Ich beschloss, die Nacht im Weingut zu verbringen. So konnte ich unangenehme Überraschungen vorbeugen und die Abgeschiedenheit war genau das, was ich brauchte. Am späteren Abend machte ich mir eine Suppe aus dem Gemüse, dass ich in den Schränken fand und einigen Stücken Trockenfleisch, die ich mir als Proviant mitgenommen hatte. Ich richtete mich im ersten Zimmer neben der Treppe ein und fand dabei einen Brief im Nachtschränkchen. Er war noch versiegelt, allerdings konnte ich das Wappen nicht zuordnen. Es schien auf jeden Fall nichts mit der Abtei zu tun zu haben. Ein weiterer Punkt, den ich mit Eagan besprechen musste. Vielleicht hatte es etwas mit diesem Meister zu tun. Ich steckte ihn mir jedenfalls in die Tasche und richtete mich für die Nacht ein.

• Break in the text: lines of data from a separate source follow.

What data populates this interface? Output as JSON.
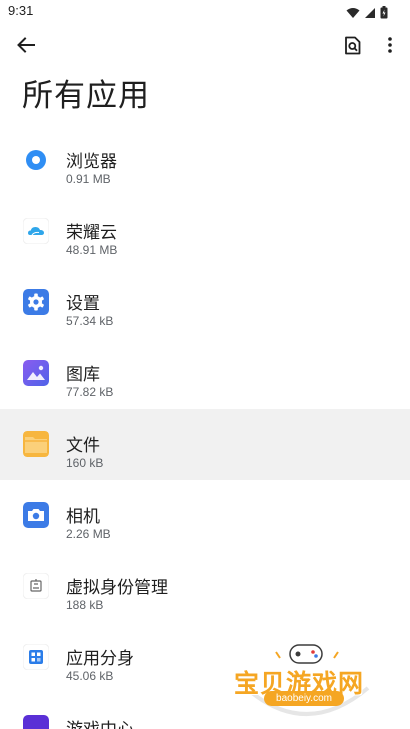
{
  "status_bar": {
    "time": "9:31",
    "icons": [
      "wifi-icon",
      "signal-icon",
      "battery-icon"
    ]
  },
  "app_bar": {
    "back_icon": "arrow-left-icon",
    "search_icon": "search-doc-icon",
    "more_icon": "more-vert-icon"
  },
  "page": {
    "title": "所有应用"
  },
  "apps": [
    {
      "name": "浏览器",
      "size": "0.91 MB",
      "icon": "browser-icon",
      "color": "#2f8ef4",
      "selected": false
    },
    {
      "name": "荣耀云",
      "size": "48.91 MB",
      "icon": "cloud-icon",
      "color": "#2b7de9",
      "selected": false
    },
    {
      "name": "设置",
      "size": "57.34 kB",
      "icon": "settings-gear-icon",
      "color": "#3c7be6",
      "selected": false
    },
    {
      "name": "图库",
      "size": "77.82 kB",
      "icon": "gallery-icon",
      "color": "#6b5ce7",
      "selected": false
    },
    {
      "name": "文件",
      "size": "160 kB",
      "icon": "folder-icon",
      "color": "#f7b63f",
      "selected": true
    },
    {
      "name": "相机",
      "size": "2.26 MB",
      "icon": "camera-icon",
      "color": "#3c7be6",
      "selected": false
    },
    {
      "name": "虚拟身份管理",
      "size": "188 kB",
      "icon": "identity-icon",
      "color": "#666666",
      "selected": false
    },
    {
      "name": "应用分身",
      "size": "45.06 kB",
      "icon": "app-clone-icon",
      "color": "#2b7de9",
      "selected": false
    },
    {
      "name": "游戏中心",
      "size": "",
      "icon": "game-center-icon",
      "color": "#5a2fd6",
      "selected": false
    }
  ],
  "watermark": {
    "text": "宝贝游戏网",
    "url": "baobeiy.com",
    "color": "#f5a623"
  }
}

Morgen möchte ich mich früh auf den Rückweg machen. Ich glaube, ich habe meine Schuld langsam beglichen. Zumindest waren diese drei Probleme schon länger ein Thema und offensichtlich kümmerte sich niemand darum. Wenn sie keine weiteren Aufgaben für mich haben, würde ich weiterziehen. Meine Fähigkeiten waren nicht gerade nützlich in einem Kloster und ich bin froh, dass ich sie zumindest so zum Wohle der anderen einsetzen konnte.

Ich glaube, die Hauptstadt wäre eine gute erste Anlaufstelle. Da kann ich mich auch sicher mit passender Ausrüstung eindecken. Wie es danach weitergeht, werde ich vor Ort entscheiden.